国際的な銀行規制バーゼルⅠⅠⅠの内容が最終的に決定されたことで、株主還元策も強化しながら成長投資も進めるとし、海外の高採算アセットの買収や弱点とされるアセットマネジメント事業への投資を検討する方針を示した。

インタビューの詳細は以下の通り。

――今年度から新中期経営計画が始まった。

「国際金融規制の強化やマイナス金利政策の継続、少子高齢化などの構造問題に直面した新しい時代に対応する新しい金融グループ、新しい金融ビジネス、新しいモデルを作る。そのための中計だ。それを可能にするのが、テクノロジーの進展だ。銀行は昔からテクノロジーを活用してきた。今後はIoT(モノのインターネット)やロボティクス、ブロックチェーン、AI(人工知能)などを活用して、われわれの生産性をどのように上げるのかが最大の眼目となる」

――3年間で4000人分の業務量削減を打ち出した。コスト削減が必要か。

「本部でも生産性の低い業務はある。それをテクノロジーに置き換え、従業員にはより前向きな企画業務や、戦略領域のビジネスに携わってもらうようにしたい。それにより、従業員のモチベーションは間違いなく上がる。トップラインの成長にもつながると思う」

「従業員には創造性があり、働き甲斐のある仕事をしてもらうことが、何よりもやりたいことだ。結果的にある程度人員が減っていくこともあるだろうが、今の論調は人を減らすためにテクノロジーを使うことが前面に出過ぎてる。テクノロジーの進展を活用して業務を変えていきたい。それが私の思いだ」

「自分が若い時は業務が単純で、その分いろんな仕事を任された。今の従業員は仕事が複雑になっていて業務範囲が狭くなっている。もっといろんな仕事をやらせてあげたいという気持ちがある。やりがいはどうやったら高められるかと考えてきた。『そんなの甘い』と言われるかもしれないが、今回の狙いはコスト削減よりもそっちだ」

――三井住友らしさとは何か。

「定性的な表現になるが、スピードの速さや新しいことを手がける先進性、それに現場力だと思う。財務的には効率性、生産性の高いグループにしたい。経費率は他行比でまだ低いが、われわれの時系列ではじりじり悪化しており、反転させたい。大命題として質の高い金融グループを作りたいと思っている」

――持ち株会社中心の金融グループに移行した。成果は。

「すでに銀行以外の収益が4割を超えてきてグループ経営の強化に取り組まないといけなかった。新年度から新しいかたちに変えたが、グループ目線での運営が、まだ途上ではあるものの随分と浸透してきた。銀行と傘下各社との協働は、まだまだやれることがあるじゃないかと変わってきている」

    「グループ横断の事業部門を作って注力してきたが、国際部門と市場部門は銀行と証券がコラボすることでかなりよくなってきた。債券の引き受けやデリバティブ、為替などのビジネスも伸びており、グループ経営の効果だ。SMBC日興証券自身の実力もついてきて、銀行の力も活用しながら案件が取れてきている」

    ――バーゼルの最終化が決まった。資本をどのように活用するのか。

    「経営の健全性と成長投資、株主還元をバランスよく使う。成長投資では、アジアで強い金融グループになりたいと標ぼうしているので、アジアの商業銀行などに投資する。まずはすでに出資しているインドネシアとベトナムを仕上げることが大事だ」

    「さらに海外業務のポートフォーリオのうち、航空機ファイナンスや貨車リースなどの高採算アセットが約20%を占めるが、機会があればさらなる買収を検討する。アセットママネジメント業務もライバルと比べるとまだ小さいので投資したい。今後3年間、リスクアセットは横ばいを想定しているが、高採算なものに入れ替えていきたい」

    ――国連が定めたSDGs(持続可能な開発目標)を経営に取り入れようとしている。

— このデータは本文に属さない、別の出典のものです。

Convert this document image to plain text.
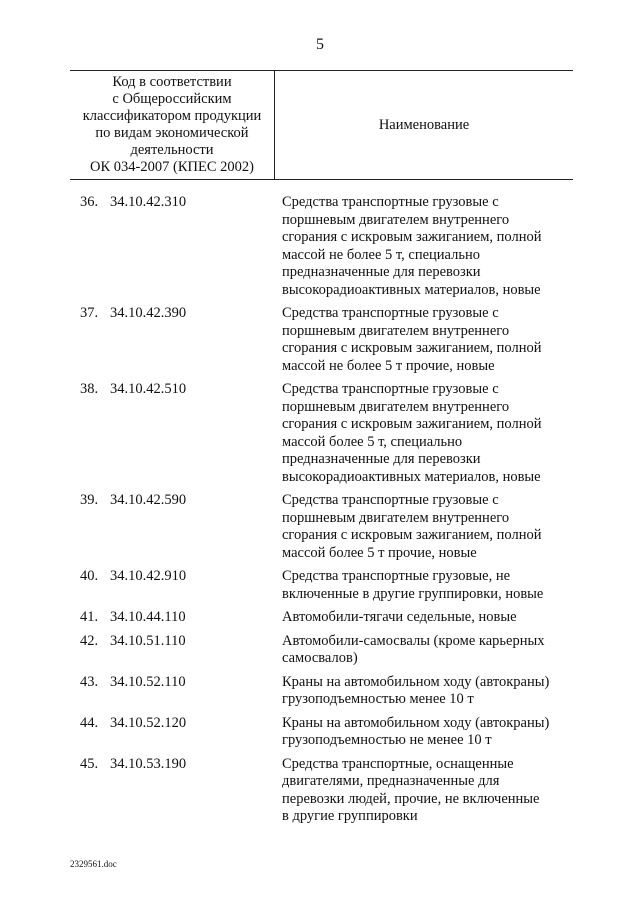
5
Код в соответствии
с Общероссийским
классификатором продукции
по видам экономической
деятельности
ОК 034-2007 (КПЕС 2002)
Наименование
36. 34.10.42.310	Средства транспортные грузовые с
поршневым двигателем внутреннего
сгорания с искровым зажиганием, полной
массой не более 5 т, специально
предназначенные для перевозки
высокорадиоактивных материалов, новые
37. 34.10.42.390	Средства транспортные грузовые с
поршневым двигателем внутреннего
сгорания с искровым зажиганием, полной
массой не более 5 т прочие, новые
38. 34.10.42.510	Средства транспортные грузовые с
поршневым двигателем внутреннего
сгорания с искровым зажиганием, полной
массой более 5 т, специально
предназначенные для перевозки
высокорадиоактивных материалов, новые
39. 34.10.42.590	Средства транспортные грузовые с
поршневым двигателем внутреннего
сгорания с искровым зажиганием, полной
массой более 5 т прочие, новые
40. 34.10.42.910	Средства транспортные грузовые, не
включенные в другие группировки, новые
41. 34.10.44.110	Автомобили-тягачи седельные, новые
42. 34.10.51.110	Автомобили-самосвалы (кроме карьерных
самосвалов)
43. 34.10.52.110	Краны на автомобильном ходу (автокраны)
грузоподъемностью менее 10 т
44. 34.10.52.120	Краны на автомобильном ходу (автокраны)
грузоподъемностью не менее 10 т
45. 34.10.53.190	Средства транспортные, оснащенные
двигателями, предназначенные для
перевозки людей, прочие, не включенные
в другие группировки
2329561.doc
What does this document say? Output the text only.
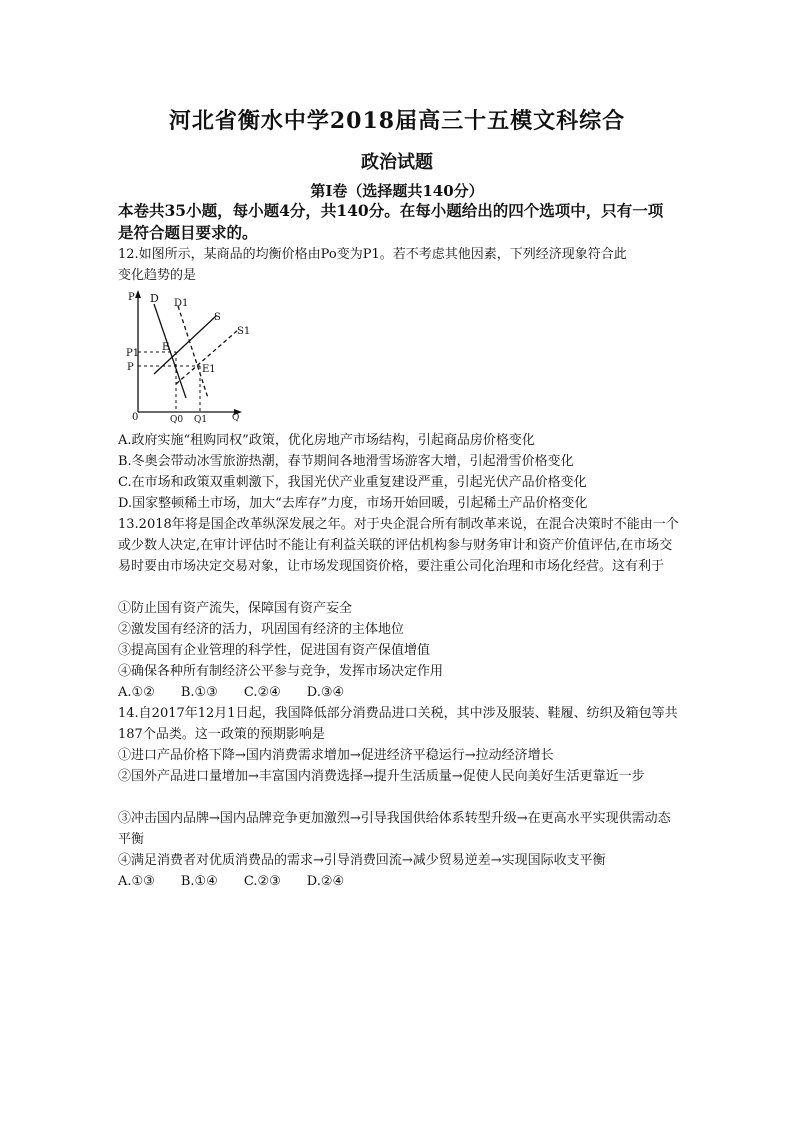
河北省衡水中学2018届高三十五模文科综合
政治试题
第Ⅰ卷（选择题共140分）
本卷共35小题，每小题4分，共140分。在每小题给出的四个选项中，只有一项是符合题目要求的。
12.如图所示，某商品的均衡价格由Po变为P1。若不考虑其他因素，下列经济现象符合此
变化趋势的是
P D D1
S
S1
P1
P
E
E1
0	Q0 Q1	Q
A.政府实施“租购同权”政策，优化房地产市场结构，引起商品房价格变化
B.冬奥会带动冰雪旅游热潮，春节期间各地滑雪场游客大增，引起滑雪价格变化
C.在市场和政策双重刺激下，我国光伏产业重复建设严重，引起光伏产品价格变化
D.国家整顿稀土市场，加大“去库存”力度，市场开始回暖，引起稀土产品价格变化
13.2018年将是国企改革纵深发展之年。对于央企混合所有制改革来说，在混合决策时不能由一个或少数人决定,在审计评估时不能让有利益关联的评估机构参与财务审计和资产价值评估,在市场交易时要由市场决定交易对象，让市场发现国资价格，要注重公司化治理和市场化经营。这有利于
①防止国有资产流失，保障国有资产妄全
②激发国有经济的活力，巩固国有经济的主体地位
③提高国有企业管理的科学性，促进国有资产保值增值
④确保各种所有制经济公平参与竞争，发挥市场决定作用
A.①② B.①③ C.②④ D.③④
14.自2017年12月1日起，我国降低部分消费品进口关税，其中涉及服装、鞋履、纺织及箱包等共187个品类。这一政策的预期影响是
①进口产品价格下降→国内消费需求增加→促进经济平稳运行→拉动经济增长
②国外产品进口量增加→丰富国内消费选择→提升生活质量→促使人民向美好生活更靠近一步
③冲击国内品牌→国内品牌竞争更加激烈→引导我国供给体系转型升级→在更高水平实现供需动态平衡
④满足消费者对优质消费品的需求→引导消费回流→减少贸易逆差→实现国际收支平衡
A.①③ B.①④ C.②③ D.②④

    「公共的使命を負った金融機関は、SDGsを考慮して経営していかないといけないと思う。例えば、クラスター爆弾を製造する資金使途には応じないという流れから、昨今はクラスター爆弾を製造する企業には貸さないとの流れに変わってきた。こういうことを経営の中にどのように入れ込んでいくのかが重要だ。来年度の業務計画で、どのように反映させることができるのか検討していく」

    「確かに現場はジレンマを抱える。『これやればもうかるのに』とか『予算達成できるのに』という葛藤はあると思う。しかし、今でも海外のプロジェクトファイナンスの場合、(自然環境や地域社会に与える影響を配慮する)エクエーター原則に沿って融資している。環境破壊を招くプロジェクトなら融資しないし、そうしないように企業を指導するのが金融の役割だと思う。書生っぽいかもしれないが、これからの金融が世の中に認められるためには、必要なのではないかと考えている」

    このインタビューは21日に実施しました。